Music

50 Years of Hip Hop: Rappers Who Shaped Africa in the Past Five Decades (Part 1)

Shina Peters and Junior&Pretty

You can almost guess that this is an ambitious docu-story but you can be sure that it’s going to be in series, so you won’t be bored. Don’t be surprised if anyone tells you that hip-hop originated from New York, USA. In traditional Africa, it is arguable that the raw materials of hip-hop exist in our oral tradition: be it incantatory poetry or chants some ages past.

 

Rap (also known as hip-hop) has always been classified as rhythmically applied poetry that is rich in metaphor, alliteration, simile, hyperbole and everything else that your literature class may have failed to impart.

 

But instead of being recognised for its beauty, rap has gained notoriety for promoting self-adulation, gangsterism, sexual immorality, racism, sexism and everything else in between.

Blame it on the era that shaped gangster rap which in itself is an embodiment of irony. The same legends who raised the stakes in hip-hop contributed largely to a lasting damaging image of the music genre.

It is quite probable too that some peeps may argue that this should be the true nature of hip-hop since it originated from petty rivalry or something like that. Anyway, the understanding of rap should transcend one window view. Consider how a rapper like Eminem evolved over the years from very dark lyricism to the motivational. Yes, you read right: motivational. You can listen to ‘Stan’ and ‘Not Afraid’ and see the wide margin. You can educate your children with Lauren Hill’s Doo Wop (Dat Thing). Not all rap songs are lethal; some are thought-provoking.

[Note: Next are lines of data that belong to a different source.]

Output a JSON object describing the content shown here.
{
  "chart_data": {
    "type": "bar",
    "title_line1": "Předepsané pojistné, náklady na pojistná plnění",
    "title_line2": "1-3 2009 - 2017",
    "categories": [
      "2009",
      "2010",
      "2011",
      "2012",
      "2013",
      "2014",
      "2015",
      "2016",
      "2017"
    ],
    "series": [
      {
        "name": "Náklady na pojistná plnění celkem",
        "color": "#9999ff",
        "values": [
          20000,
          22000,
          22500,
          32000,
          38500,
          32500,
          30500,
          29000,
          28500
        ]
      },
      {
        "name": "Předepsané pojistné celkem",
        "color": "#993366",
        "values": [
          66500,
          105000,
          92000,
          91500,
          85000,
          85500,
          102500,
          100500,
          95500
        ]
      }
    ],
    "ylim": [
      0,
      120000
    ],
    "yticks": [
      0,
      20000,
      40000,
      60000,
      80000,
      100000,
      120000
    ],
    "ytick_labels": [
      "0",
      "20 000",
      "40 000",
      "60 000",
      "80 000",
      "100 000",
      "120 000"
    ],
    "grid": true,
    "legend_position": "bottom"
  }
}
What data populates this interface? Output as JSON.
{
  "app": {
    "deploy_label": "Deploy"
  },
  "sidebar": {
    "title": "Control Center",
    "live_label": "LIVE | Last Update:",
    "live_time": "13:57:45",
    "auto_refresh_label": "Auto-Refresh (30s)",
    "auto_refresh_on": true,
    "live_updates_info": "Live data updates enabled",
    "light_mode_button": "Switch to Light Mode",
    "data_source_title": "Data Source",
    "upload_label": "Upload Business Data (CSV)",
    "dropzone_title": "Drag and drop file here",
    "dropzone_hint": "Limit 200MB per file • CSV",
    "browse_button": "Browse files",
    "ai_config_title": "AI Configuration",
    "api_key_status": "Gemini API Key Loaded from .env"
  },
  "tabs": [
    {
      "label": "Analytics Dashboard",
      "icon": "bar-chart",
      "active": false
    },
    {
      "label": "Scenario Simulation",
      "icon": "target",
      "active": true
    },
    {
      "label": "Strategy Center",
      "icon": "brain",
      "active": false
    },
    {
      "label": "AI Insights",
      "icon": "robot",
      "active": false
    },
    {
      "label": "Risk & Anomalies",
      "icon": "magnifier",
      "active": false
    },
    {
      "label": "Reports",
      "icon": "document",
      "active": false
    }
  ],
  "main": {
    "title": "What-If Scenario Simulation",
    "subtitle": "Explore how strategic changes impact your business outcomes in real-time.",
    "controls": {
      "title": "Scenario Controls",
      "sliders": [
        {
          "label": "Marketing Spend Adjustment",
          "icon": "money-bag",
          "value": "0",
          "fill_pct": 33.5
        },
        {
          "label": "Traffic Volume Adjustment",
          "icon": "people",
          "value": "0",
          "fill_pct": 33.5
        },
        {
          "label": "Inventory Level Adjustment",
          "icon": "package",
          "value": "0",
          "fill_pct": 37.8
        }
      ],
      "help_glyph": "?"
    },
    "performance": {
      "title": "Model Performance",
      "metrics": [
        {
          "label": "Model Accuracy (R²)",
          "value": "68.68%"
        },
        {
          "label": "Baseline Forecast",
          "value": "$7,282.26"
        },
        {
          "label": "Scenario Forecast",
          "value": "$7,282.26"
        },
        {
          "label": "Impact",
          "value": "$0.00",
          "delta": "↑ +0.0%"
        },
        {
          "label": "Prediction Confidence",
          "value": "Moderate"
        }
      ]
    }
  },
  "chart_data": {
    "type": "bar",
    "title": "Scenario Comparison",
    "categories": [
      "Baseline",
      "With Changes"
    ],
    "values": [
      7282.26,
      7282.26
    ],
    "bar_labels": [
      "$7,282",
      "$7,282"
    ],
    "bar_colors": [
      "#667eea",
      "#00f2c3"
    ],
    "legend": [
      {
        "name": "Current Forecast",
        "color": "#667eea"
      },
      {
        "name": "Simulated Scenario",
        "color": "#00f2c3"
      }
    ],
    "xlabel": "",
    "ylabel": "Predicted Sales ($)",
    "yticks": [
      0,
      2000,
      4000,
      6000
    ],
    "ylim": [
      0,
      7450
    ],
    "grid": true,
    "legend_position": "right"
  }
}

Let me bring this back to Africa. The mainstream hip-hop in the black continent came from a place of creating an African equivalent not just an experiment in copycatism. Well, there were those who ventured into the scene and went off the radar after failing to strike a chord with a large chunk of music fans, OAPs and show promoters. There were those who fought to be relevant and even broke the barriers to win music awards. There are those who have become motivational speakers and people know them more for their public speaking skills than their command of the microphone or ‘how many mics they could rip on a daily.’

 

In a way to celebrate their contribution to the growth of hip-hop and African music, I will drop some names that resonate with history in no particular order – just to avoid another hip-hop war on who is the greatest.

 

Emphasis

Let us start with the earlier artists in Nigeria. Do you know Emphasis? Lol. I laugh in Greek. If you had the good fortune of a black and white television in the late 80s and early 90s, you’d know how this group whose works had been hard to find on the internet.

 

Rap group Emphasis’ released a song in pidgin English titled “Which One You Dey” in 1991. Although this song enjoyed some airplay on Lagos Weekend Television, it was not a commercial success. But it registered indigenous rap on the hip-hop map and remained indelible in our minds because of the way it blends Afrobeat with rap. There is no record of what became of the duo and we really should be asking ‘Where are they now?’

 

Junior&Pretty

The first to gain mainstream success in Nigeria after Emphasis was Junior&Pretty. Also taking a cue from Emphasis, pidgin English was their choice of language. ‘Monika’ and ‘Bolanle’ were dropped in 1991 with the former telling a comical story about a cheating girlfriend. The song won an award at the Nigerian Music Awards (NMA), pushing rap into the limelight in the music scene.

 

Although Junior died in an accident, Pretty runs a production outfit which caters to many live shows. He is also the President, Performing Music Artists of Nigeria (PMAN) and one of the most approachable persons in the music industry.

 

Sir Shina Peters

Although known as a juju musician, Sir Shina Peters contributed to Yoruba rap with his experimental verses in tracks like “Omoge loke loke” and “Otu tu o bami lara mu” where he dropped some punchlines styled after the 80s rap intonation. SSP would speak largely about this in his interviews to restate his place in the evolution of indigenous rap in Nigeria.